The impact of data response time on the number of data blocks is illustrated in Figure 11. This is primarily caused by the fact that the data response time decreases as the probability of a user hit increases with the increasing popularity of the data block. Furthermore, it is clear that the CPOSCU algorithm has the lowest and the LOCAL algorithm has the highest data response time. The reason is that the LOCAL algorithm is a random cache, while the CPOSCU algorithm considers the replacement rate and cost overhead of the edge server as well as the data block’s prevalence.

The effect of replacement numbers under the different data block’s popularity is illustrated in Figure 12. The LOCAL algorithm keeps the number of permutations stable as the popularity increases, while the GPA, NVCP, and CPOSCU algorithms decrease most significantly. This is because the LOCAL algorithm only performs random caching and has the largest number of permutations; other algorithms take into account the data popularization, which generates a reduced number of permutations, while the CPOSCU algorithm considers the server permutation rate in addition to the prevalence. Therefore, it generates the smallest number of permutations.

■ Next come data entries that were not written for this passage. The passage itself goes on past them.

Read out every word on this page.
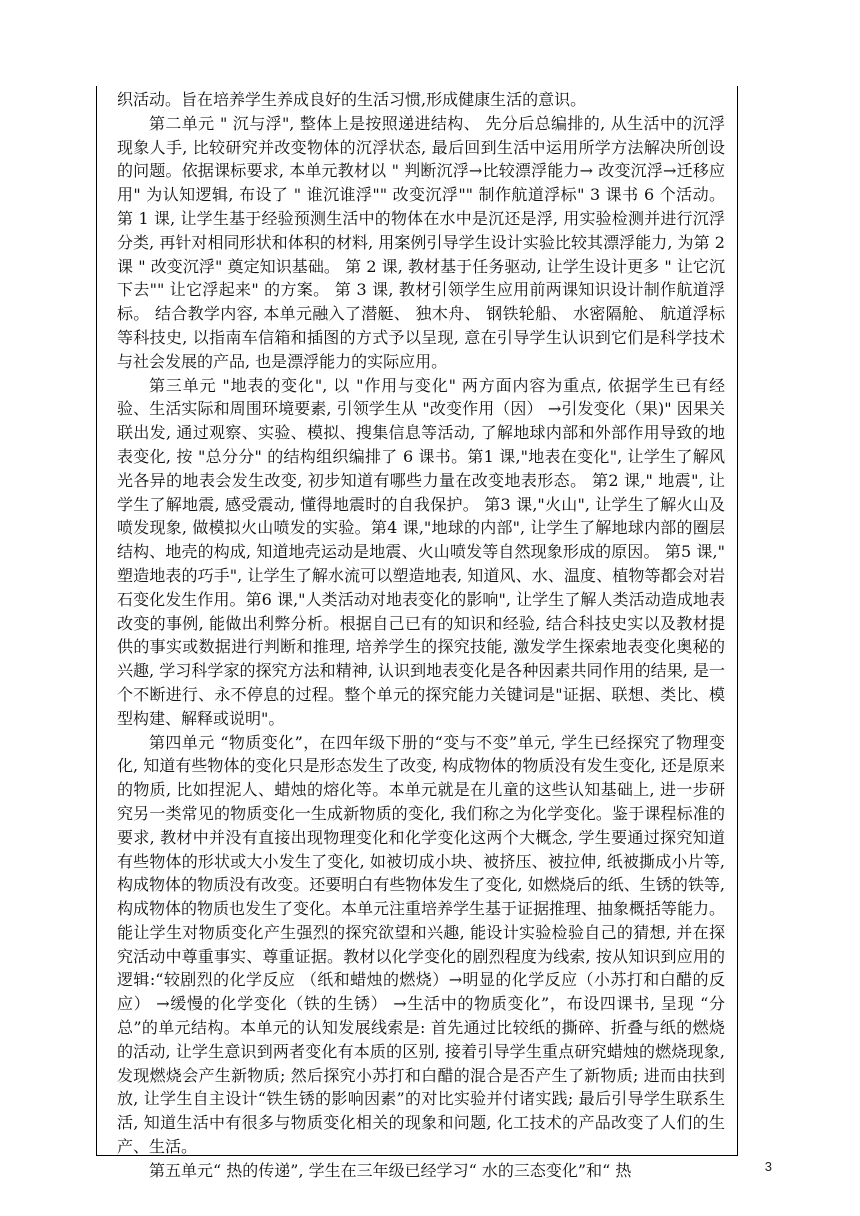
织活动。旨在培养学生养成良好的生活习惯,形成健康生活的意识。

第二单元 " 沉与浮", 整体上是按照递进结构、 先分后总编排的, 从生活中的沉浮现象人手, 比较研究并改变物体的沉浮状态, 最后回到生活中运用所学方法解决所创设的问题。依据课标要求, 本单元教材以 " 判断沉浮→比较漂浮能力→ 改变沉浮→迁移应用" 为认知逻辑, 布设了 " 谁沉谁浮"" 改变沉浮"" 制作航道浮标" 3 课书 6 个活动。 第 1 课, 让学生基于经验预测生活中的物体在水中是沉还是浮, 用实验检测并进行沉浮分类, 再针对相同形状和体积的材料, 用案例引导学生设计实验比较其漂浮能力, 为第 2 课 " 改变沉浮" 奠定知识基础。 第 2 课, 教材基于任务驱动, 让学生设计更多 " 让它沉下去"" 让它浮起来" 的方案。 第 3 课, 教材引领学生应用前两课知识设计制作航道浮标。 结合教学内容, 本单元融入了潜艇、 独木舟、 钢铁轮船、 水密隔舱、 航道浮标等科技史, 以指南车信箱和插图的方式予以呈现, 意在引导学生认识到它们是科学技术与社会发展的产品, 也是漂浮能力的实际应用。

第三单元 "地表的变化", 以 "作用与变化" 两方面内容为重点, 依据学生已有经验、生活实际和周围环境要素, 引领学生从 "改变作用（因） →引发变化（果)" 因果关联出发, 通过观察、实验、模拟、搜集信息等活动, 了解地球内部和外部作用导致的地表变化, 按 "总分分" 的结构组织编排了 6 课书。第1 课,"地表在变化", 让学生了解风光各异的地表会发生改变, 初步知道有哪些力量在改变地表形态。 第2 课," 地震", 让学生了解地震, 感受震动, 懂得地震时的自我保护。 第3 课,"火山", 让学生了解火山及喷发现象, 做模拟火山喷发的实验。第4 课,"地球的内部", 让学生了解地球内部的圈层结构、地壳的构成, 知道地壳运动是地震、火山喷发等自然现象形成的原因。 第5 课," 塑造地表的巧手", 让学生了解水流可以塑造地表, 知道风、水、温度、植物等都会对岩石变化发生作用。第6 课,"人类活动对地表变化的影响", 让学生了解人类活动造成地表改变的事例, 能做出利弊分析。根据自己已有的知识和经验, 结合科技史实以及教材提供的事实或数据进行判断和推理, 培养学生的探究技能, 激发学生探索地表变化奥秘的兴趣, 学习科学家的探究方法和精神, 认识到地表变化是各种因素共同作用的结果, 是一个不断进行、永不停息的过程。整个单元的探究能力关键词是"证据、联想、类比、模型构建、解释或说明"。

第四单元 “物质变化”，在四年级下册的“变与不变”单元, 学生已经探究了物理变化, 知道有些物体的变化只是形态发生了改变, 构成物体的物质没有发生变化, 还是原来的物质, 比如捏泥人、蜡烛的熔化等。本单元就是在儿童的这些认知基础上, 进一步研究另一类常见的物质变化一生成新物质的变化, 我们称之为化学变化。鉴于课程标准的要求, 教材中并没有直接出现物理变化和化学变化这两个大概念, 学生要通过探究知道有些物体的形状或大小发生了变化, 如被切成小块、被挤压、被拉伸, 纸被撕成小片等, 构成物体的物质没有改变。还要明白有些物体发生了变化, 如燃烧后的纸、生锈的铁等, 构成物体的物质也发生了变化。本单元注重培养学生基于证据推理、抽象概括等能力。能让学生对物质变化产生强烈的探究欲望和兴趣, 能设计实验检验自己的猜想, 并在探究活动中尊重事实、尊重证据。教材以化学变化的剧烈程度为线索, 按从知识到应用的逻辑:“较剧烈的化学反应 （纸和蜡烛的燃烧）→明显的化学反应（小苏打和白醋的反应） →缓慢的化学变化（铁的生锈） →生活中的物质变化”，布设四课书, 呈现 “分总”的单元结构。本单元的认知发展线索是: 首先通过比较纸的撕碎、折叠与纸的燃烧的活动, 让学生意识到两者变化有本质的区别, 接着引导学生重点研究蜡烛的燃烧现象, 发现燃烧会产生新物质; 然后探究小苏打和白醋的混合是否产生了新物质; 进而由扶到放, 让学生自主设计“铁生锈的影响因素”的对比实验并付诸实践; 最后引导学生联系生活, 知道生活中有很多与物质变化相关的现象和问题, 化工技术的产品改变了人们的生产、生活。

第五单元“ 热的传递”, 学生在三年级已经学习“ 水的三态变化”和“ 热	3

5.4. Summary of Experiments

The conclusions drawn from the three sets of experimental results are as follows:

• Cache capacity has a certain impact on cache placement algorithms, i.e., as the cache capacity increases, the cache hit rate improves, while the data response time and replacement number decrease.
• The number of data blocks has a certain impact on the algorithm, i.e., with the growing quantity of data blocks, the cache hit rate, the data response time, and the replacement number all increase.
• Data popularity has a certain impact on the algorithm, i.e., as the popularity of data blocks increases, the cache hit rate improves, while the data response time and replacement number decrease.

6. Conclusions

This paper aimed to address the low utilization of storage space and high data replacement rates in traditional edge computing cache placement strategies. The objective was to maximize the cache service rate and minimize the system overhead and data response time. The cache value, acquisition cost, placement cost, and replacement cost for data blocks is considered as a joint optimization problem. A cache placement optimization strategy based on improved tabu search was proposed for solving this problem. The replacement overhead of data blocks was quantified by taking into account the available storage space and the number of data blocks cached on the edge server. The experimental results demonstrated that the CPOSCU algorithm can boost the cache space utilization, reduce the system overhead, and effectively improve the system performance, thereby enhancing the user experience of mobile internet applications.

In future work, two aspects will be investigated. First, various content caching and placement operations will be performed using deep reinforcement learning methods based on different content types. Second, as the scale of the edge cloud environment built in this experimental environment was limited, the experiments will be scaled up further by expanding the number of edge servers and improving the deployment.